Outdoor customers want to know that you know what you’re talking about, and they can be unforgiving if you don’t. You’re not just talking about an object they bought — you’re talking about their passion, and they need to know you’re taking it seriously.
Write compelling stories, as much as you can. When Columbia Sportswear wanted to show off its new Omni-Shade line of sun-protectant gear, they didn’t just talk about materials and technology and call it a day.
Instead, they gave a bunch of Omni-Shade clothes to a pair of accomplished distance hikers and set them out on the 80-mile White Rim trail through the middle of the Utah desert. In July. Not only is the video entertaining, beautiful, and engaging, but it shows the clothes in the context they’ll really be used. If they can survive that trip, they can survive anything.
Write about trends in the industry you live in. Are 1×12 drivetrains coming to road bikes? Is the cost of Dyneema backpacks worth the weight savings? Are auto-ranging bow sights taking the skill out of the sport?
These are the kind of things your customers care about, and they want to be informed on how their world is changing. Better yet, talking about new and potentially controversial trends is a great way to get conversation — and engagement — going.
Show your customers that you relate to their challenges and goals. Use tools like Google Analytics to find out what people in your industry are concerned about, or what they strive to accomplish.
Find people who have recently accomplished those things and use their stories as inspiration! And of course, congratulate your followers on social media when they do something awesome.
A Picture Is Worth A Thousand Words…
…And a video is worth a million. If your product is something intangible like software, there are only so many photos of happy people with laptops you can really use. But if you’re in the outdoor industry, there’s no such thing as too many photos.
User-generated content (UGC) is especially powerful, showing that the people who buy your stuff are actually out there using it, creating a community that potential customers want to be a part of.

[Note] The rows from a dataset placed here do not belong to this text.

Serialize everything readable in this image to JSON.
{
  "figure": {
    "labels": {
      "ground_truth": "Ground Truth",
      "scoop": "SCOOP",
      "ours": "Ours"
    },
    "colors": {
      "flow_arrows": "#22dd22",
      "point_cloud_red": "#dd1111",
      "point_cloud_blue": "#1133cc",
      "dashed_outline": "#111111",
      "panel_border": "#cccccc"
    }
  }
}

Putting the Social in Social Media
Customers of outdoor brands are hyper-focused on being a part of a community. There’s a sense of kinship from meeting a fellow mountain biker or rock climber that isn’t universal to all brands.
If you want your customers to respect you as part of that community, you’ll have to live the part. That means building a brand persona that has a distinct voice and tone. It also means pushing boundaries and taking some risks, even if that feels like you’re excluding people.
Take Backcountry.com, for example. In 2013, they re-launched their brand, topped off by a video, This Is Backcountry. The video is visceral, emotional, and connects with people in a way that a blog post or a mission statement never will.
It’s also aspirational — most of Backcountry’s customers will never do the things in the video, but they’d like to think they could, someday. Backcountry knows that some of their customers will buy a $600 rain jacket and wear it to their kids’ Little League game, but that’s not the club they’re trying to be a part of.
Influencers and ambassadors are another great way to build street cred through social media. Just as the Columbia video showcased the product in a real world environment, ambassadors can put your stuff through the wringer in an authentic, convincing way.
Keeping it Real
The bottom line, when marketing to the outdoor industry, is authenticity. Outdoor enthusiasts aren’t just buying a product. They’re representing a lifestyle and a community, and they need to know that you care about that community as much as they do.